Sementara itu, pasar juga masih menunggu perkembangan terkait suksesi Gubernur BI serta agenda fiskal pemerintah yang dapat memengaruhi persepsi investor. “Di sisi lain, musim laporan keuangan semester I/2026 masih menjadi katalis positif bagi indeks,” ujar dia.

Pada perdagangan saham Selasa pekan ini, IHSG berada di level tertinggi 6.319,61 dan level terendah 6.238,39. Sebanyak 399 saham menguat sehingga angkat IHSG. 224 saham melemah dan 170 saham diam di tempat. Total frekuensi perdagangan saham 2.127.062 kali dengan volume perdagangan saham 33,5 miliar saham. Nilai transaksi harian saham Rp 13 triliun. Sementara itu, posisi dolar Amerika Serikat terhadap rupiah di kisaran 18.012.

Dari 11 sektor saham dua sektor saham tertekan. Sektor saham consumer siklikal turun 0,10% dan sektor saham teknologi melemah 0,07%.

Di sisi lain, sektor saham properti bertambah 2,72%, dan catat kenaikan terbesar. Sektor saham basic menguat 2,17% dan sektor saham transportasi melompat 1,59%.

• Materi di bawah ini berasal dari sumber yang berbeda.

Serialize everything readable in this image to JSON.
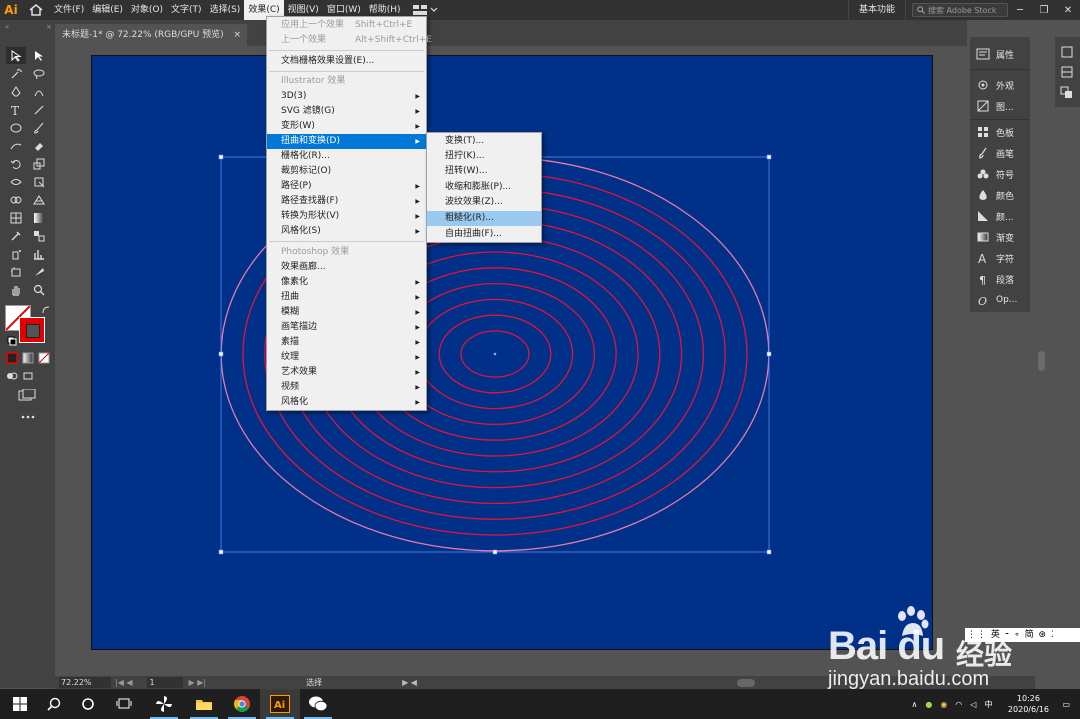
{
  "app": {
    "logo": "Ai",
    "workspace": "基本功能",
    "search_placeholder": "搜索 Adobe Stock"
  },
  "menubar": {
    "items": [
      "文件(F)",
      "编辑(E)",
      "对象(O)",
      "文字(T)",
      "选择(S)",
      "效果(C)",
      "视图(V)",
      "窗口(W)",
      "帮助(H)"
    ],
    "active": "效果(C)"
  },
  "document": {
    "tab_title": "未标题-1* @ 72.22% (RGB/GPU 预览)",
    "close": "×"
  },
  "effect_menu": {
    "apply_last": "应用上一个效果",
    "apply_last_shortcut": "Shift+Ctrl+E",
    "last_effect": "上一个效果",
    "last_effect_shortcut": "Alt+Shift+Ctrl+E",
    "raster_settings": "文档栅格效果设置(E)...",
    "illustrator_header": "Illustrator 效果",
    "illustrator_items": [
      "3D(3)",
      "SVG 滤镜(G)",
      "变形(W)",
      "扭曲和变换(D)",
      "栅格化(R)...",
      "裁剪标记(O)",
      "路径(P)",
      "路径查找器(F)",
      "转换为形状(V)",
      "风格化(S)"
    ],
    "photoshop_header": "Photoshop 效果",
    "photoshop_items": [
      "效果画廊...",
      "像素化",
      "扭曲",
      "模糊",
      "画笔描边",
      "素描",
      "纹理",
      "艺术效果",
      "视频",
      "风格化"
    ],
    "highlighted": "扭曲和变换(D)"
  },
  "distort_submenu": {
    "items": [
      "变换(T)...",
      "扭拧(K)...",
      "扭转(W)...",
      "收缩和膨胀(P)...",
      "波纹效果(Z)...",
      "粗糙化(R)...",
      "自由扭曲(F)..."
    ],
    "highlighted": "粗糙化(R)..."
  },
  "right_panel": {
    "items": [
      "属性",
      "外观",
      "图...",
      "色板",
      "画笔",
      "符号",
      "颜色",
      "颜...",
      "渐变",
      "字符",
      "段落",
      "Op..."
    ]
  },
  "statusbar": {
    "zoom": "72.22%",
    "page": "1",
    "tool": "选择"
  },
  "taskbar": {
    "time": "10:26",
    "date": "2020/6/16"
  },
  "watermark": {
    "brand": "Bai du",
    "cn": "经验",
    "url": "jingyan.baidu.com",
    "overlay": "⋮⋮ 英 ⁃ ∘ 简 ⊛ ⁚"
  },
  "colors": {
    "artboard": "#003087",
    "rings": "#e0143c",
    "menu_highlight": "#0078d7",
    "submenu_highlight": "#99c9ef"
  }
}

Lalu sektor saham energi menguat 1,04%, sektor saham industri mendaki 0,85%, sektor saham consumer nonsiklikal menguat 0,78%, sektor saham kesehatan bertambah 0,915. Sementara itu, sektor saham keuangan mendaki 1,03%, sektor saham infrastruktur naik 1,03%.